Avec l’aide des amis qui voudront bien m’honorer, tu feras éditer mes poèmes et mes écrits qui valent d’être lus. Tu apporteras mon souvenir si possible à mes parents en Arménie. Je mourrai avec mes 23 camarades tout à l’heure avec le courage et la sérénité d’un homme qui a la conscience bien tranquille, car personnellement, je n’ai fait de mal à personne et si je l’ai fait, je l’ai fait sans haine. Aujourd’hui, il y a du soleil. C’est en regardant le soleil et la belle nature que j’ai tant aimée que je dirai adieu à la vie et à vous tous, ma bien chère femme et mes bien chers amis.
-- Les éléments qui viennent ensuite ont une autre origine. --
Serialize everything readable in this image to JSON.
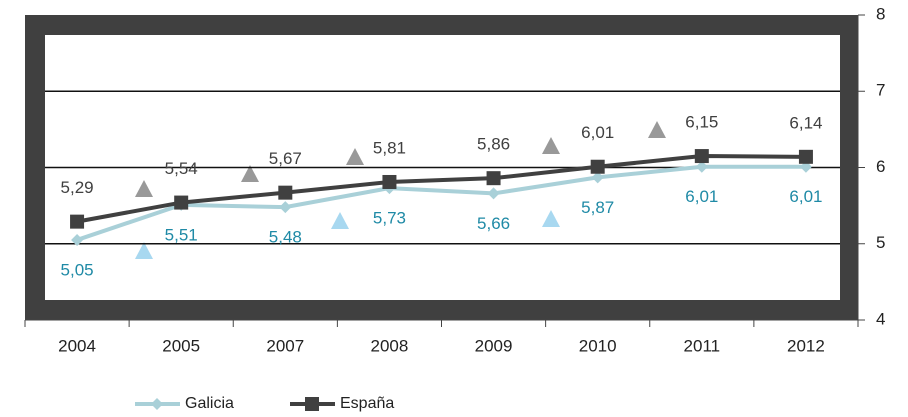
{
  "chart_data": {
    "type": "line",
    "categories": [
      "2004",
      "2005",
      "2007",
      "2008",
      "2009",
      "2010",
      "2011",
      "2012"
    ],
    "series": [
      {
        "name": "Galicia",
        "color": "#a9d0d8",
        "label_color": "#1f8aa6",
        "values": [
          5.05,
          5.51,
          5.48,
          5.73,
          5.66,
          5.87,
          6.01,
          6.01
        ],
        "value_labels": [
          "5,05",
          "5,51",
          "5,48",
          "5,73",
          "5,66",
          "5,87",
          "6,01",
          "6,01"
        ]
      },
      {
        "name": "España",
        "color": "#404040",
        "label_color": "#404040",
        "values": [
          5.29,
          5.54,
          5.67,
          5.81,
          5.86,
          6.01,
          6.15,
          6.14
        ],
        "value_labels": [
          "5,29",
          "5,54",
          "5,67",
          "5,81",
          "5,86",
          "6,01",
          "6,15",
          "6,14"
        ]
      }
    ],
    "ylim": [
      4,
      8
    ],
    "yticks": [
      4,
      5,
      6,
      7,
      8
    ],
    "grid": true
  }
}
Je pardonne à tous ceux qui m’ont fait du mal ou qui ont voulu me faire du mal sauf à celui qui nous a trahis pour racheter sa peau et ceux qui nous ont vendus. Je t’embrasse bien fort ainsi que ta sœur et tous les amis qui me connaissent de loin ou de près, je vous serre tous sur mon cœur. Adieu. Ton ami, ton camarade, ton mari.

Manouchian Michel (I
l signe la lettre de son prénom francisé, Michel).

 

Mélinée Manouchian

À la Libération, elle regagne l'Arménie soviétique avant de se faire rapatrier en France en 1954. Jusqu'à sa mort, le 6 décembre 1989 (76 ans), elle cultivera la mémoire de son époux et de leurs compagnons de résistance (sans se remarier comme l'y invitait Missak).

 

Le dernier survivant du groupe Manouchian, Arsène Tchakarian, est mort le 6 août 2018, après avoir survécu au génocide arménien et à la répression nazie. (Voir article ‘le dernier FTP’ du 15 août 2018).